New law provides opportunity to expand use of telemedicine

Dropping payment barriers, offering provider support will boost remote care, Thomas Ferrante says.


Legislation recently passed in Congress that President Obama is expected to sign into law is designed to better support providers working in remote and underserved regions and expand the use of telemedicine.

But a major goal of the Expanding Capacity for Health Outcomes Act is to expand across the nation a telemedicine program called Project ECHO that started in New Mexico, with the hope that Medicare will start to better support telehealth technologies, says Thomas Ferrante, an associate attorney in the law firm Foley & Lardner. Medicare, he notes, only paid about $17.6 million for telehealth in 2015 while other private and public payers have increasingly expanded reimbursement for services provided remotely.



Today, 31 states—primarily through Medicaid—pay for telemedicine services, in addition to many commercial insurers, Ferrante notes. Interstate licensing compacts, now in force in 18 states with various degrees of implementation, enable providers to offer telemedicine services in more than one state.

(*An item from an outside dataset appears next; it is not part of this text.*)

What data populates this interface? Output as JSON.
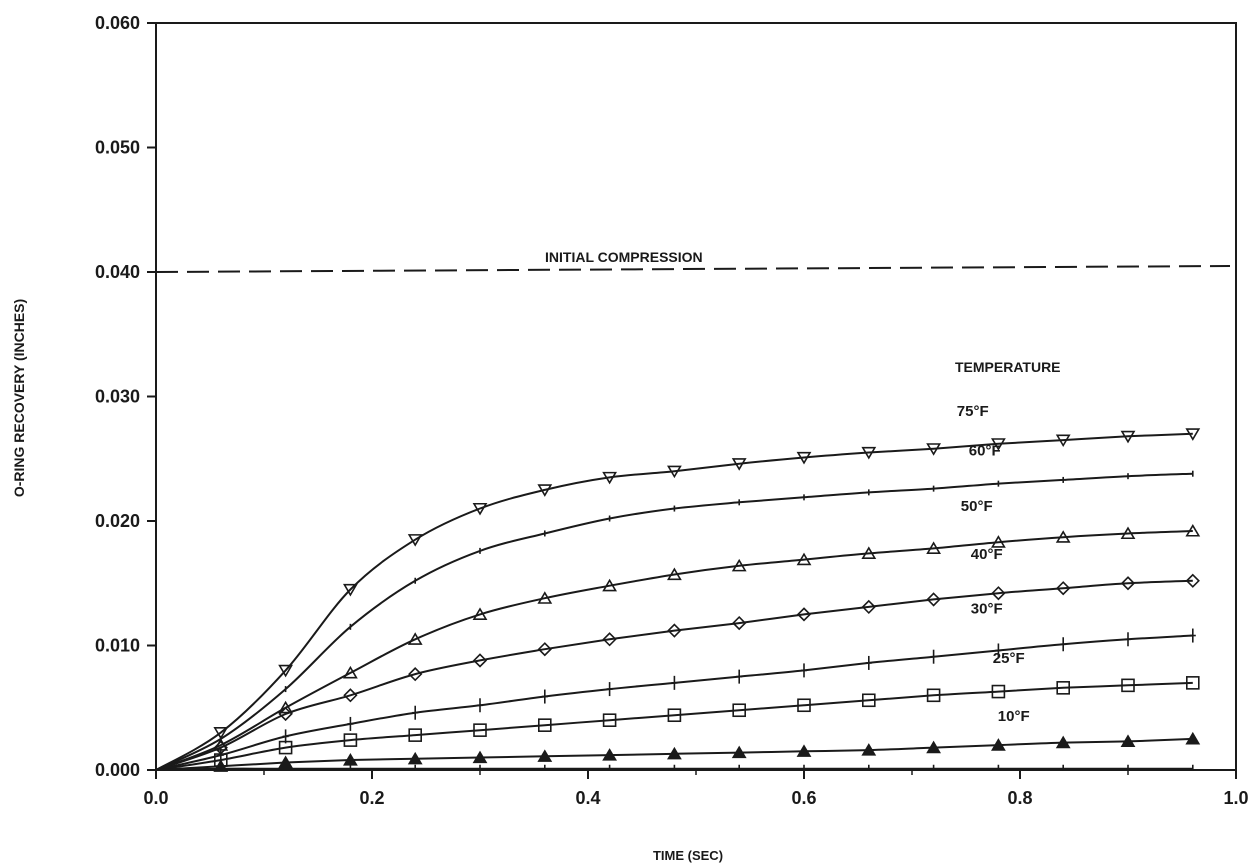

Also See: Use of telemedicine grows in long-term care settings

Project ECHO will not directly provide healthcare, but will give education and professional support to rural providers.

The program will use video conferencing technology to link specialists with rural providers to present weekly online lectures in such areas as disease management, rural behavioral health treatment and improving health interventions.

The goal is to increase professional knowledge while offering a network of assistance in the hope that rural providers will feel more supported and retention rates will improve.

ECHO, Ferrante says, is a result of the government realizing that telehealth technology increasingly is being used in rural areas and physicians are becoming more comfortable with it. Additionally, while a Medicare patient has to be at the hospital for providers to get paid, telehealth is a lot less expensive, and more patients can be better served through the use of the technology.

Further, the industry as a whole “is recognizing that telehealth is not a different specialty but a vehicle used to deliver medical services,” he adds.